In a design for the popular "gotek" floppy drive emulator, as per the standard, the outputs from the floppy emulator are open-collector.
An STM32 is used as the processor. This drives a 74HC04, which then drives MMBT2222A NPN transistors through a 1k resistor as the open-collector outputs.
On just one of these six drivers (the serial DATA_OUT from the floppy emulator), there is a schottky diode across the base resistor. What is the purpose of it?
My guess is that it causes the transistor's base capacitance to discharge quicker when the HC04 goes LOW, so this driver will switch off quicker than the others? (I'd think this level of timing precision wouldn't be needed for floppy drives).

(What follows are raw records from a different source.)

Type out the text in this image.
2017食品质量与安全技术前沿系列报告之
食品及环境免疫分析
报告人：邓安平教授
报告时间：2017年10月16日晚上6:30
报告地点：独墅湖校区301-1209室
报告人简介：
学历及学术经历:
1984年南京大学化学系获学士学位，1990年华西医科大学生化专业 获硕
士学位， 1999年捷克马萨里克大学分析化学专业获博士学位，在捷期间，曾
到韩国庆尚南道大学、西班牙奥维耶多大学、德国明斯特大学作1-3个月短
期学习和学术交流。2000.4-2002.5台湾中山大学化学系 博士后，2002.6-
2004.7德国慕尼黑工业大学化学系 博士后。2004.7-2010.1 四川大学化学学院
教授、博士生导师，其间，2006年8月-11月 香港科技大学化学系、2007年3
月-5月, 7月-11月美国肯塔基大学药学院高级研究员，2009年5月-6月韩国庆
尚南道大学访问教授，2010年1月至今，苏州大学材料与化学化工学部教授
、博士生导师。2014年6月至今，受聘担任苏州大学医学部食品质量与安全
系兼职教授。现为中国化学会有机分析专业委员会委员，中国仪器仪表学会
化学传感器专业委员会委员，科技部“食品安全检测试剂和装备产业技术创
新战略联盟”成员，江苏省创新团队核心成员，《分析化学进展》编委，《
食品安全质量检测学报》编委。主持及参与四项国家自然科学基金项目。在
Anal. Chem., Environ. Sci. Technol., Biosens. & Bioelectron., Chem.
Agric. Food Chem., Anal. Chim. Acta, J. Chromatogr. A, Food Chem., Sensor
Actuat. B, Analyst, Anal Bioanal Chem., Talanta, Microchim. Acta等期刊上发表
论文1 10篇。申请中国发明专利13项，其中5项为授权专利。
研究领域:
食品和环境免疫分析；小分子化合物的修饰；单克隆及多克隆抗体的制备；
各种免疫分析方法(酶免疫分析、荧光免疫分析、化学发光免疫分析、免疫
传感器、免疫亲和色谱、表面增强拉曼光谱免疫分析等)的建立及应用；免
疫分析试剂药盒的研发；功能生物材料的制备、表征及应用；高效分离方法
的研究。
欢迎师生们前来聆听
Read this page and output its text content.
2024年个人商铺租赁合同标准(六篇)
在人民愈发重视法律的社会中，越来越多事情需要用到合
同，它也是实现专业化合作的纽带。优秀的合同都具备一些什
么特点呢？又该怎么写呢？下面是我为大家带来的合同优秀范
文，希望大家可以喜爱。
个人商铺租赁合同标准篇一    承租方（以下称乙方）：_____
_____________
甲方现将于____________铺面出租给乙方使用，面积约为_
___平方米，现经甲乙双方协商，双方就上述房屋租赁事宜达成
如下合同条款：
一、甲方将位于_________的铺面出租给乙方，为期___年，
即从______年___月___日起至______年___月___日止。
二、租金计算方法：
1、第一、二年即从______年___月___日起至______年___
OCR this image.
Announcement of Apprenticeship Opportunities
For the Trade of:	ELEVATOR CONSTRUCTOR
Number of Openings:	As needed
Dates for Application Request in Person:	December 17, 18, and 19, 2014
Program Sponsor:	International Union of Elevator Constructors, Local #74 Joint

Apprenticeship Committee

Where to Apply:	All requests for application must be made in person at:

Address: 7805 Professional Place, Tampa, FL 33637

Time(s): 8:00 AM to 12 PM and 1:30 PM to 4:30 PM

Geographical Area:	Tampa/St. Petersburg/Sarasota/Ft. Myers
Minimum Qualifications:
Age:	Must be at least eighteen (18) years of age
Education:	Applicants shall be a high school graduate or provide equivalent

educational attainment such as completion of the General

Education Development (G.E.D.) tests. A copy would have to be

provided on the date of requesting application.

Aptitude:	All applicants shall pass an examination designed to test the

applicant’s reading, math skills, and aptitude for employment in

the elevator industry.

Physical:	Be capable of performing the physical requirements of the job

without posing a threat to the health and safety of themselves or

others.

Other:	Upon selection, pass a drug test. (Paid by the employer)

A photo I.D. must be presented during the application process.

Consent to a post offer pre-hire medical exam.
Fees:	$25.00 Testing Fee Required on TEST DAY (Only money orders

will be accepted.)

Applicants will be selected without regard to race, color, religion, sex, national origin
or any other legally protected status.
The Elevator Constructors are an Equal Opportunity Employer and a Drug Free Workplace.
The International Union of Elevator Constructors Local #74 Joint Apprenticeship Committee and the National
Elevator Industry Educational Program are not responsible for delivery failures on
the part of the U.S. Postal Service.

On a side-note: I am developing an enhanced version for vintage computers (original is very basic without modifications). I am trying to optimize the design. Based on looking at what other floppy drives use to drive the open-collector outputs (often a 7438), I should be able to use a 74LVC07, or a 74HC07 with 3.3V powering it, and do away with the transistors? Or am I missing something important. Or the safe option: use the original design (but use HCT04 instead).
A 5.25" floppy drive on the same open-collector "bus" can have 150-ohm pull-ups. This would cause significant current that would be pushing a logic IC, so I wonder why floppy drives get away with using 7438 as the driver.